Republicans are more worried about Tehran’s nuclear capability than are Democrats: 74 percent of GOP voters, but only 56 percent of Democrats, say Iran’s nuclear program is a major threat to the United States. And they are more skeptical about Tehran’s intentions: in late 2013, among those who had heard at least a little about the nuclear talks, 73 percent of Republicans but only 48 percent of Democrats believed that the Iranian leaders were not serious about addressing international concerns about their country’s nuclear enrichment program.
This may result in serious domestic headwinds for the administration’s push to secure a nuclear deal. Republican congressional hawks will have support from their base to challenge any Iranian agreement, either pushing for an escalation of economic sanctions or even military action. Again in 2013, a Pew Research survey found that Republicans (80 percent) were much more likely than Democrats (62 percent) to believe that it was important to prevent Iran from developing nuclear weapons, even if it doing so meant taking military action.
In another long-simmering Middle Eastern issue — the confrontation between Israel and Palestine — Americans have long supported the Israelis. But Republicans (60 percent) are more likely than Democrats (44 percent) to see the conflict as a major threat to the United States. And a 45 percent plurality of GOP voters say that Obama favors the Palestinians too much, while 71 percent of Democrats think he has struck a balance between Palestinians and Israel.
Moving to tensions in Europe, more than half (53 percent) of Americans, with no partisan division on this issue, say the growing tensions between Russia and its neighbors pose a major threat to the United States. Nevertheless, in April 2014, at the height of the Crimea crisis, Republicans were far harsher than Democrats in their criticism of President Obama’s handling of the threat. More than half of Republicans (55 percent) said the president has not been tough enough in dealing with the situation in Ukraine, compared with just 23 percent of Democrats.
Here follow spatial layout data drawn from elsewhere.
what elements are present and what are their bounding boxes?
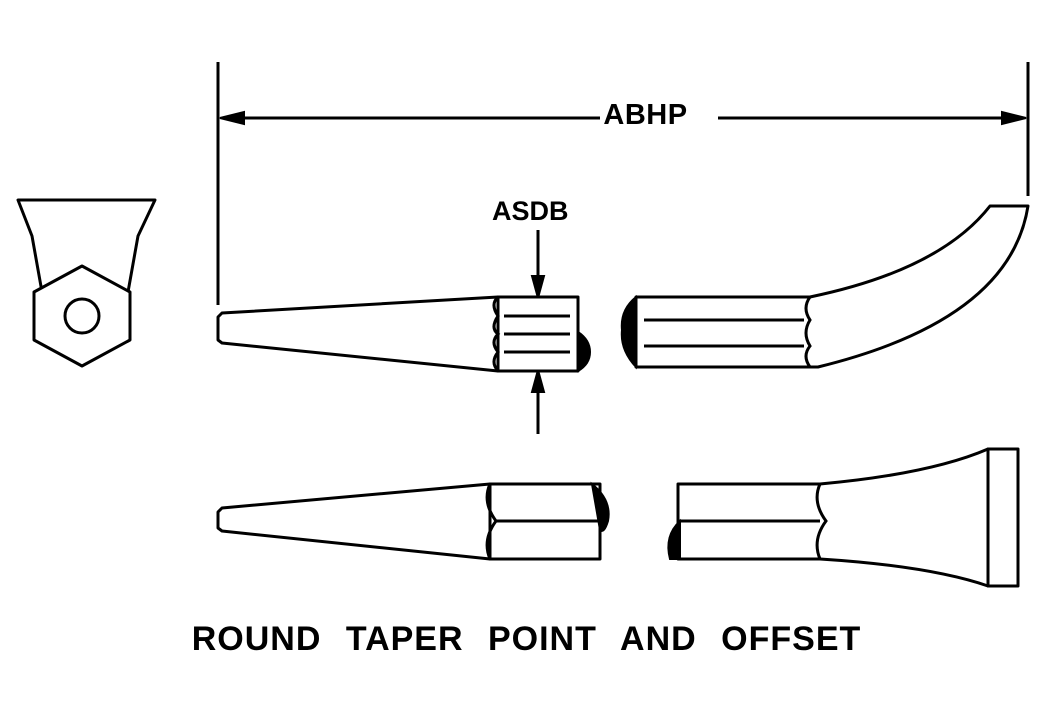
side-view-offset-section [620, 204, 1030, 370]
shank-facets [678, 483, 828, 560]
abhp-arrowhead-right [1001, 110, 1027, 126]
break-mark [667, 518, 681, 560]
break-mark [577, 330, 592, 373]
taper-point-profile [216, 482, 492, 561]
taper-point-profile [216, 295, 500, 373]
side-view-point-section [216, 295, 592, 373]
head-end-cap [986, 447, 1020, 588]
abhp-dimension [216, 62, 1030, 305]
break-mark [590, 481, 610, 532]
plan-view-offset-section [667, 447, 1020, 588]
end-view [16, 198, 157, 368]
abhp-label: ABHP [603, 99, 688, 131]
asdb-arrowhead-bottom [530, 366, 546, 393]
end-view-center-hole [63, 297, 101, 335]
flared-head-profile [676, 447, 990, 588]
offset-end-profile [634, 204, 1030, 369]
plan-view-point-section [216, 481, 610, 561]
hex-shank-facets [492, 295, 570, 372]
break-mark [620, 294, 637, 370]
abhp-arrowhead-left [219, 110, 245, 126]
drawing-caption: ROUND TAPER POINT AND OFFSET [191, 620, 862, 658]
offset-shank-facets [644, 296, 812, 368]
asdb-arrowhead-top [530, 275, 546, 302]
asdb-label: ASDB [492, 196, 569, 226]
asdb-dimension [530, 230, 546, 434]
hex-shank-facets [485, 483, 600, 560]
President Obama is faced with an unsettling, but not unexpected, reality that he may face a Republican-led Congress. Clearly, that will make the administration’s ability to affect domestic legislation a struggle. But Obama’s foreign policy agenda might not be as insulated as he would like. Republicans voters’ support for a proactive, tougher stance on a range of international issues might push an emboldened Congress to confront the White House on everything from the fight against IS to bolstering NATO in Eastern Europe. For the White House, it could be a bumpy couple of years.